What Is the Force Exerted by the Wall on a Ladder?

[DrMcDreamy]

Homework Statement

This is a two part problem I figured out the 2nd part but not the first.

a) A 7.3 m ladder whose weight is 364 N is placed against a smooth vertical wall. A person whose weight is 810 N stands on the ladder a distance 2.7 m up the ladder. The foot of the ladder rests on the floor 3.577 m from the wall.Calculate the force exerted by the wall. Answer in units of N.

b) Calculate the normal force exerted by the floor on the ladder. Answer in units of N. 1174 N

Homework Equations

Forces:
x-axis: F_k - N_Wall = 0
y-axis: N_floor - W_person - W_ladder = 0

Torque:
N_wall x h - W_ladder x $$\frac{h}{2}$$cos$$\theta$$ - W_person x (2.7 x cos$$\theta$$) =0

The Attempt at a Solution

$$\theta$$ = cos^-1($$\frac{3.577}{7.3}$$) = 61

tan$$\theta$$61=$$\frac{h}{3.577}$$=6.45

3.65cos61=1.77

2.7 x cos61 = 1.31


N_wall x 6.45 - 364 N x 1.77 - 810 N x 1.31 =0

N_wall x 6.45 -644 - 1061 = 0
N_wall x 6.45 = 1705
N_wall = $$\frac{1705}{6.45}$$
N_wall = 264 N

Its wrong. What am I doing wrong?

 

[auk411]

Why do you have cosines?

I'm not sure your torque equation under Relevant equations is right. For example, take the cross product of the weight of the ladder with the perpendicular distance between where the force is being applied and the point by which you take the torque. So here, I believe, it would be Mg(d/2), where d is the (horizontal) distance between the point by which you take the origin and the force mg. Or in other words, mg(L/2)sin(theta). You can find theta by using the sides of the triangle.

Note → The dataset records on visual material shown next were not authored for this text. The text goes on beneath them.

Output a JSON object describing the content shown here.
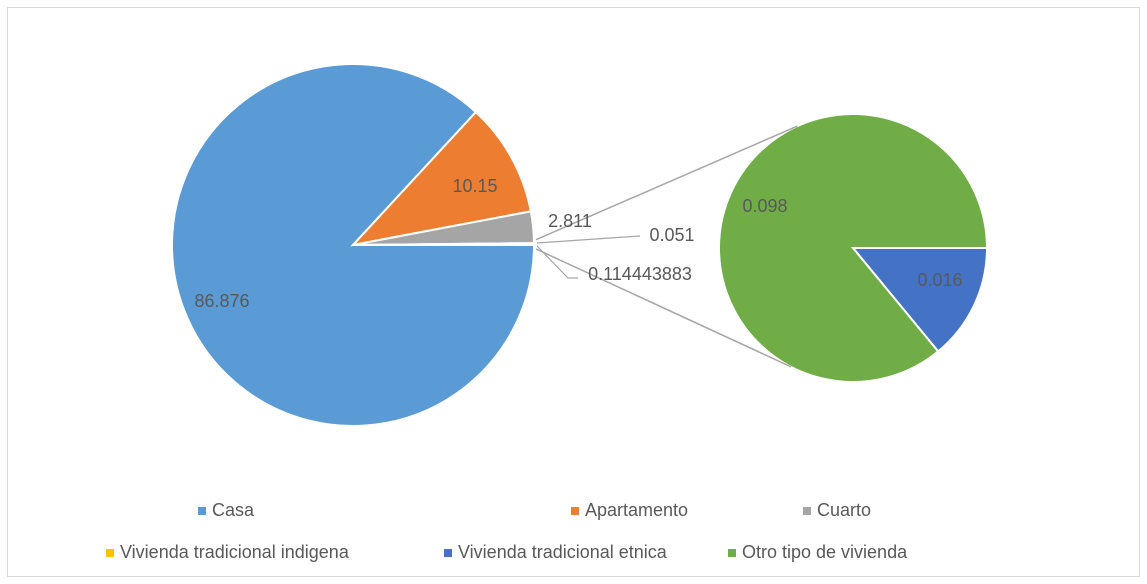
{
  "chart_data": {
    "type": "pie-of-pie",
    "categories": [
      "Casa",
      "Apartamento",
      "Cuarto",
      "Vivienda tradicional indigena",
      "Vivienda tradicional etnica",
      "Otro tipo de vivienda"
    ],
    "values": [
      86.876,
      10.15,
      2.811,
      0.051,
      0.016,
      0.098
    ],
    "colors": [
      "#5b9bd5",
      "#ed7d31",
      "#a5a5a5",
      "#ffc000",
      "#4472c4",
      "#70ad47"
    ],
    "second_plot_values": 2,
    "other_value": 0.114443883,
    "legend": "bottom"
  }
}
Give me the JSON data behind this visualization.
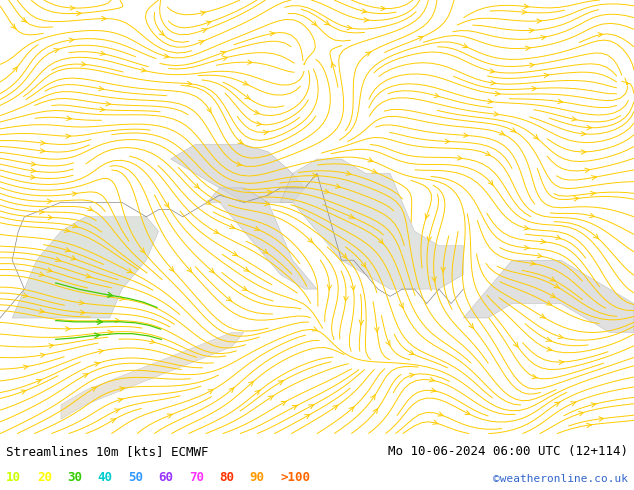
{
  "title_left": "Streamlines 10m [kts] ECMWF",
  "title_right": "Mo 10-06-2024 06:00 UTC (12+114)",
  "credit": "©weatheronline.co.uk",
  "legend_values": [
    "10",
    "20",
    "30",
    "40",
    "50",
    "60",
    "70",
    "80",
    "90",
    ">100"
  ],
  "legend_colors": [
    "#ccff00",
    "#ffff00",
    "#33cc00",
    "#00cccc",
    "#3399ff",
    "#9933ff",
    "#ff33ff",
    "#ff3300",
    "#ff9900",
    "#ff6600"
  ],
  "bg_sea_color": "#bbffbb",
  "bg_land_color": "#dddddd",
  "border_color": "#888888",
  "fig_bg": "#ffffff",
  "streamline_color_yellow": "#ffcc00",
  "streamline_color_green": "#44cc00",
  "title_fontsize": 9,
  "legend_fontsize": 9,
  "credit_color": "#3366cc",
  "title_color": "#000000",
  "map_xlim": [
    -10,
    42
  ],
  "map_ylim": [
    28,
    58
  ]
}
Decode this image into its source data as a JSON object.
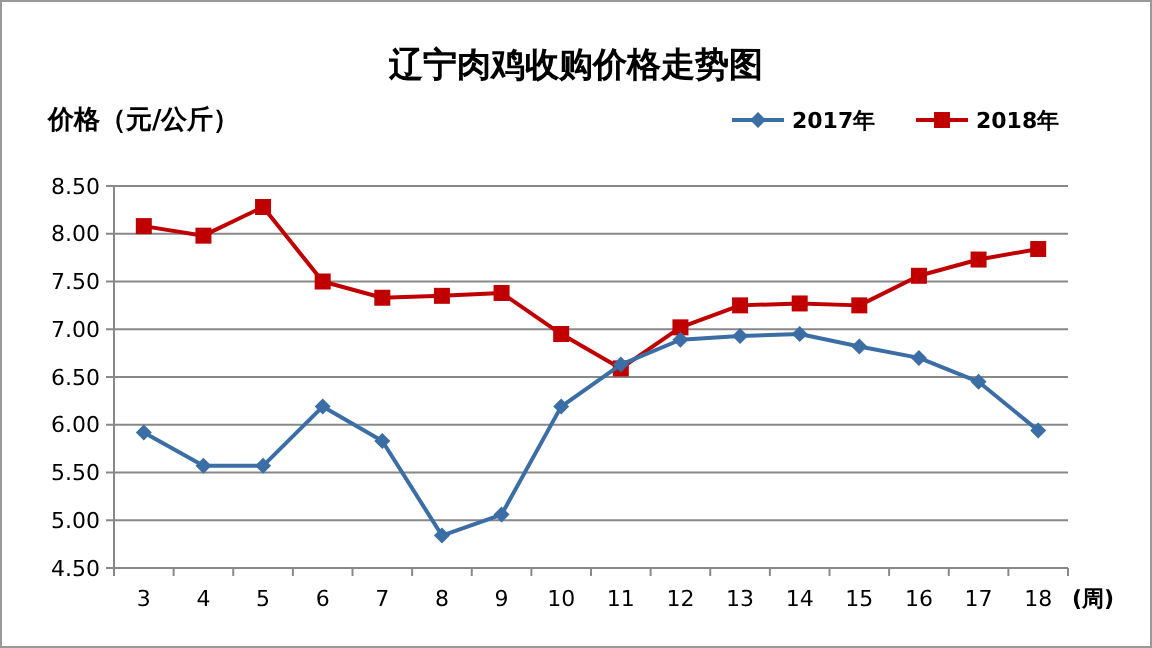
{
  "chart_data": {
    "type": "line",
    "title": "辽宁肉鸡收购价格走势图",
    "ylabel": "价格（元/公斤）",
    "xlabel": "(周)",
    "categories": [
      "3",
      "4",
      "5",
      "6",
      "7",
      "8",
      "9",
      "10",
      "11",
      "12",
      "13",
      "14",
      "15",
      "16",
      "17",
      "18"
    ],
    "series": [
      {
        "name": "2017年",
        "color": "#3a6ea5",
        "marker": "diamond",
        "values": [
          5.92,
          5.57,
          5.57,
          6.19,
          5.83,
          4.84,
          5.06,
          6.19,
          6.63,
          6.89,
          6.93,
          6.95,
          6.82,
          6.7,
          6.45,
          5.94
        ]
      },
      {
        "name": "2018年",
        "color": "#c00000",
        "marker": "square",
        "values": [
          8.08,
          7.98,
          8.28,
          7.5,
          7.33,
          7.35,
          7.38,
          6.95,
          6.59,
          7.02,
          7.25,
          7.27,
          7.25,
          7.56,
          7.73,
          7.84
        ]
      }
    ],
    "ylim": [
      4.5,
      8.5
    ],
    "yticks": [
      {
        "value": 4.5,
        "label": "4.50"
      },
      {
        "value": 5,
        "label": "5.00"
      },
      {
        "value": 5.5,
        "label": "5.50"
      },
      {
        "value": 6,
        "label": "6.00"
      },
      {
        "value": 6.5,
        "label": "6.50"
      },
      {
        "value": 7,
        "label": "7.00"
      },
      {
        "value": 7.5,
        "label": "7.50"
      },
      {
        "value": 8,
        "label": "8.00"
      },
      {
        "value": 8.5,
        "label": "8.50"
      }
    ],
    "grid": "y",
    "legend": "top right",
    "line_style": "solid"
  }
}
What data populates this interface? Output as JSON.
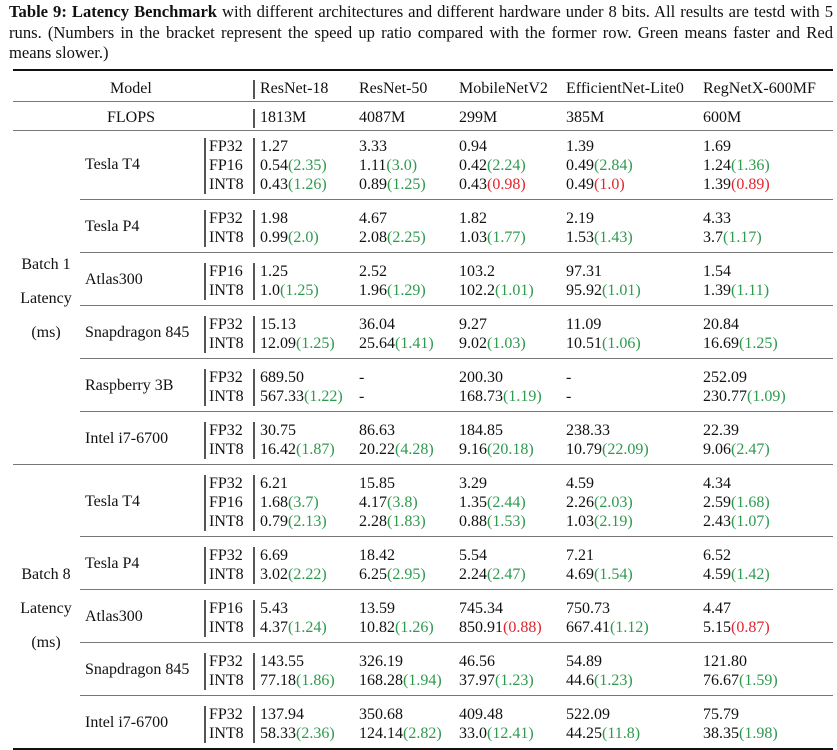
{
  "caption": {
    "label": "Table 9:",
    "title": "Latency Benchmark",
    "text": " with different architectures and different hardware under 8 bits. All results are testd with 5 runs. (Numbers in the bracket represent the speed up ratio compared with the former row. Green means faster and Red means slower.)"
  },
  "colors": {
    "faster": "#2e9a4e",
    "slower": "#e0262e"
  },
  "header": {
    "model_label": "Model",
    "flops_label": "FLOPS",
    "models": [
      "ResNet-18",
      "ResNet-50",
      "MobileNetV2",
      "EfficientNet-Lite0",
      "RegNetX-600MF"
    ],
    "flops": [
      "1813M",
      "4087M",
      "299M",
      "385M",
      "600M"
    ]
  },
  "groups": [
    {
      "label_lines": [
        "Batch 1",
        "Latency",
        "(ms)"
      ],
      "hardware": [
        {
          "name": "Tesla T4",
          "rows": [
            {
              "precision": "FP32",
              "cells": [
                [
                  "1.27",
                  ""
                ],
                [
                  "3.33",
                  ""
                ],
                [
                  "0.94",
                  ""
                ],
                [
                  "1.39",
                  ""
                ],
                [
                  "1.69",
                  ""
                ]
              ]
            },
            {
              "precision": "FP16",
              "cells": [
                [
                  "0.54",
                  "2.35",
                  "g"
                ],
                [
                  "1.11",
                  "3.0",
                  "g"
                ],
                [
                  "0.42",
                  "2.24",
                  "g"
                ],
                [
                  "0.49",
                  "2.84",
                  "g"
                ],
                [
                  "1.24",
                  "1.36",
                  "g"
                ]
              ]
            },
            {
              "precision": "INT8",
              "cells": [
                [
                  "0.43",
                  "1.26",
                  "g"
                ],
                [
                  "0.89",
                  "1.25",
                  "g"
                ],
                [
                  "0.43",
                  "0.98",
                  "r"
                ],
                [
                  "0.49",
                  "1.0",
                  "r"
                ],
                [
                  "1.39",
                  "0.89",
                  "r"
                ]
              ]
            }
          ]
        },
        {
          "name": "Tesla P4",
          "rows": [
            {
              "precision": "FP32",
              "cells": [
                [
                  "1.98",
                  ""
                ],
                [
                  "4.67",
                  ""
                ],
                [
                  "1.82",
                  ""
                ],
                [
                  "2.19",
                  ""
                ],
                [
                  "4.33",
                  ""
                ]
              ]
            },
            {
              "precision": "INT8",
              "cells": [
                [
                  "0.99",
                  "2.0",
                  "g"
                ],
                [
                  "2.08",
                  "2.25",
                  "g"
                ],
                [
                  "1.03",
                  "1.77",
                  "g"
                ],
                [
                  "1.53",
                  "1.43",
                  "g"
                ],
                [
                  "3.7",
                  "1.17",
                  "g"
                ]
              ]
            }
          ]
        },
        {
          "name": "Atlas300",
          "rows": [
            {
              "precision": "FP16",
              "cells": [
                [
                  "1.25",
                  ""
                ],
                [
                  "2.52",
                  ""
                ],
                [
                  "103.2",
                  ""
                ],
                [
                  "97.31",
                  ""
                ],
                [
                  "1.54",
                  ""
                ]
              ]
            },
            {
              "precision": "INT8",
              "cells": [
                [
                  "1.0",
                  "1.25",
                  "g"
                ],
                [
                  "1.96",
                  "1.29",
                  "g"
                ],
                [
                  "102.2",
                  "1.01",
                  "g"
                ],
                [
                  "95.92",
                  "1.01",
                  "g"
                ],
                [
                  "1.39",
                  "1.11",
                  "g"
                ]
              ]
            }
          ]
        },
        {
          "name": "Snapdragon 845",
          "rows": [
            {
              "precision": "FP32",
              "cells": [
                [
                  "15.13",
                  ""
                ],
                [
                  "36.04",
                  ""
                ],
                [
                  "9.27",
                  ""
                ],
                [
                  "11.09",
                  ""
                ],
                [
                  "20.84",
                  ""
                ]
              ]
            },
            {
              "precision": "INT8",
              "cells": [
                [
                  "12.09",
                  "1.25",
                  "g"
                ],
                [
                  "25.64",
                  "1.41",
                  "g"
                ],
                [
                  "9.02",
                  "1.03",
                  "g"
                ],
                [
                  "10.51",
                  "1.06",
                  "g"
                ],
                [
                  "16.69",
                  "1.25",
                  "g"
                ]
              ]
            }
          ]
        },
        {
          "name": "Raspberry 3B",
          "rows": [
            {
              "precision": "FP32",
              "cells": [
                [
                  "689.50",
                  ""
                ],
                [
                  "-",
                  ""
                ],
                [
                  "200.30",
                  ""
                ],
                [
                  "-",
                  ""
                ],
                [
                  "252.09",
                  ""
                ]
              ]
            },
            {
              "precision": "INT8",
              "cells": [
                [
                  "567.33",
                  "1.22",
                  "g"
                ],
                [
                  "-",
                  ""
                ],
                [
                  "168.73",
                  "1.19",
                  "g"
                ],
                [
                  "-",
                  ""
                ],
                [
                  "230.77",
                  "1.09",
                  "g"
                ]
              ]
            }
          ]
        },
        {
          "name": "Intel i7-6700",
          "rows": [
            {
              "precision": "FP32",
              "cells": [
                [
                  "30.75",
                  ""
                ],
                [
                  "86.63",
                  ""
                ],
                [
                  "184.85",
                  ""
                ],
                [
                  "238.33",
                  ""
                ],
                [
                  "22.39",
                  ""
                ]
              ]
            },
            {
              "precision": "INT8",
              "cells": [
                [
                  "16.42",
                  "1.87",
                  "g"
                ],
                [
                  "20.22",
                  "4.28",
                  "g"
                ],
                [
                  "9.16",
                  "20.18",
                  "g"
                ],
                [
                  "10.79",
                  "22.09",
                  "g"
                ],
                [
                  "9.06",
                  "2.47",
                  "g"
                ]
              ]
            }
          ]
        }
      ]
    },
    {
      "label_lines": [
        "Batch 8",
        "Latency",
        "(ms)"
      ],
      "hardware": [
        {
          "name": "Tesla T4",
          "rows": [
            {
              "precision": "FP32",
              "cells": [
                [
                  "6.21",
                  ""
                ],
                [
                  "15.85",
                  ""
                ],
                [
                  "3.29",
                  ""
                ],
                [
                  "4.59",
                  ""
                ],
                [
                  "4.34",
                  ""
                ]
              ]
            },
            {
              "precision": "FP16",
              "cells": [
                [
                  "1.68",
                  "3.7",
                  "g"
                ],
                [
                  "4.17",
                  "3.8",
                  "g"
                ],
                [
                  "1.35",
                  "2.44",
                  "g"
                ],
                [
                  "2.26",
                  "2.03",
                  "g"
                ],
                [
                  "2.59",
                  "1.68",
                  "g"
                ]
              ]
            },
            {
              "precision": "INT8",
              "cells": [
                [
                  "0.79",
                  "2.13",
                  "g"
                ],
                [
                  "2.28",
                  "1.83",
                  "g"
                ],
                [
                  "0.88",
                  "1.53",
                  "g"
                ],
                [
                  "1.03",
                  "2.19",
                  "g"
                ],
                [
                  "2.43",
                  "1.07",
                  "g"
                ]
              ]
            }
          ]
        },
        {
          "name": "Tesla P4",
          "rows": [
            {
              "precision": "FP32",
              "cells": [
                [
                  "6.69",
                  ""
                ],
                [
                  "18.42",
                  ""
                ],
                [
                  "5.54",
                  ""
                ],
                [
                  "7.21",
                  ""
                ],
                [
                  "6.52",
                  ""
                ]
              ]
            },
            {
              "precision": "INT8",
              "cells": [
                [
                  "3.02",
                  "2.22",
                  "g"
                ],
                [
                  "6.25",
                  "2.95",
                  "g"
                ],
                [
                  "2.24",
                  "2.47",
                  "g"
                ],
                [
                  "4.69",
                  "1.54",
                  "g"
                ],
                [
                  "4.59",
                  "1.42",
                  "g"
                ]
              ]
            }
          ]
        },
        {
          "name": "Atlas300",
          "rows": [
            {
              "precision": "FP16",
              "cells": [
                [
                  "5.43",
                  ""
                ],
                [
                  "13.59",
                  ""
                ],
                [
                  "745.34",
                  ""
                ],
                [
                  "750.73",
                  ""
                ],
                [
                  "4.47",
                  ""
                ]
              ]
            },
            {
              "precision": "INT8",
              "cells": [
                [
                  "4.37",
                  "1.24",
                  "g"
                ],
                [
                  "10.82",
                  "1.26",
                  "g"
                ],
                [
                  "850.91",
                  "0.88",
                  "r"
                ],
                [
                  "667.41",
                  "1.12",
                  "g"
                ],
                [
                  "5.15",
                  "0.87",
                  "r"
                ]
              ]
            }
          ]
        },
        {
          "name": "Snapdragon 845",
          "rows": [
            {
              "precision": "FP32",
              "cells": [
                [
                  "143.55",
                  ""
                ],
                [
                  "326.19",
                  ""
                ],
                [
                  "46.56",
                  ""
                ],
                [
                  "54.89",
                  ""
                ],
                [
                  "121.80",
                  ""
                ]
              ]
            },
            {
              "precision": "INT8",
              "cells": [
                [
                  "77.18",
                  "1.86",
                  "g"
                ],
                [
                  "168.28",
                  "1.94",
                  "g"
                ],
                [
                  "37.97",
                  "1.23",
                  "g"
                ],
                [
                  "44.6",
                  "1.23",
                  "g"
                ],
                [
                  "76.67",
                  "1.59",
                  "g"
                ]
              ]
            }
          ]
        },
        {
          "name": "Intel i7-6700",
          "rows": [
            {
              "precision": "FP32",
              "cells": [
                [
                  "137.94",
                  ""
                ],
                [
                  "350.68",
                  ""
                ],
                [
                  "409.48",
                  ""
                ],
                [
                  "522.09",
                  ""
                ],
                [
                  "75.79",
                  ""
                ]
              ]
            },
            {
              "precision": "INT8",
              "cells": [
                [
                  "58.33",
                  "2.36",
                  "g"
                ],
                [
                  "124.14",
                  "2.82",
                  "g"
                ],
                [
                  "33.0",
                  "12.41",
                  "g"
                ],
                [
                  "44.25",
                  "11.8",
                  "g"
                ],
                [
                  "38.35",
                  "1.98",
                  "g"
                ]
              ]
            }
          ]
        }
      ]
    }
  ]
}
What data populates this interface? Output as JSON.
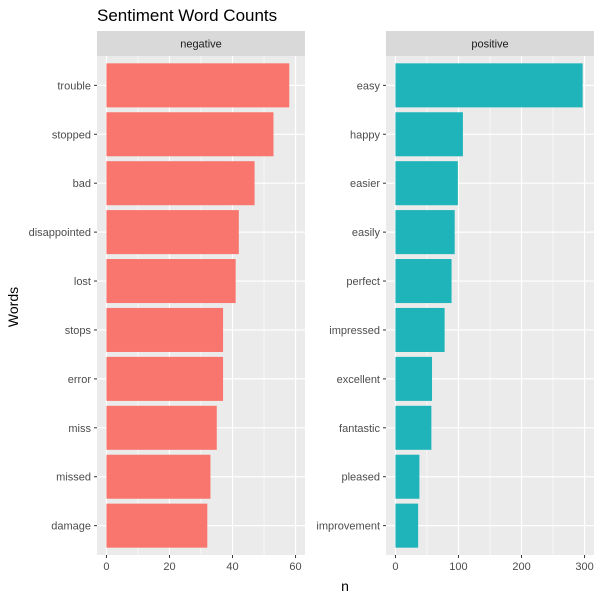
{
  "chart_data": {
    "type": "bar",
    "orientation": "horizontal",
    "title": "Sentiment Word Counts",
    "xlabel": "n",
    "ylabel": "Words",
    "grid": true,
    "legend": "none",
    "panels": [
      {
        "name": "negative",
        "color": "#F8766D",
        "xlim": [
          0,
          60
        ],
        "xticks": [
          0,
          20,
          40,
          60
        ],
        "categories": [
          "trouble",
          "stopped",
          "bad",
          "disappointed",
          "lost",
          "stops",
          "error",
          "miss",
          "missed",
          "damage"
        ],
        "values": [
          58,
          53,
          47,
          42,
          41,
          37,
          37,
          35,
          33,
          32
        ]
      },
      {
        "name": "positive",
        "color": "#1EB4B9",
        "xlim": [
          0,
          300
        ],
        "xticks": [
          0,
          100,
          200,
          300
        ],
        "categories": [
          "easy",
          "happy",
          "easier",
          "easily",
          "perfect",
          "impressed",
          "excellent",
          "fantastic",
          "pleased",
          "improvement"
        ],
        "values": [
          297,
          107,
          99,
          94,
          89,
          78,
          58,
          57,
          38,
          36
        ]
      }
    ],
    "colors": {
      "panel_background": "#EBEBEB",
      "grid": "#FFFFFF",
      "strip_background": "#D9D9D9",
      "text": "#000000",
      "tick_text": "#4D4D4D"
    }
  }
}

Remember, torque = r cross f = rfsin(theta)

 

[auk411]

by the way, L = height of ladder.

 

[DrMcDreamy]

I figured it out! Sorry for my messy work! :tongue:

 

[rwisz]

Your calculations for the normal force exerted by the floor on the ladder are correct. However, your calculation for the force exerted by the wall is incorrect. It seems like you have mixed up the variables in your equations. The correct equation for torque in this situation is Nwall x h - Wperson x (2.7 x cos\theta) - Wladder x \frac{h}{2}cos\theta = 0. Plugging in the values, we get Nwall x 3.577 - 810 N x 1.77 - 364 N x 1.31 = 0. Solving for Nwall gives us a value of 558 N, which is the correct answer for the force exerted by the wall. It is important to double check your equations and make sure you are using the correct values for each variable.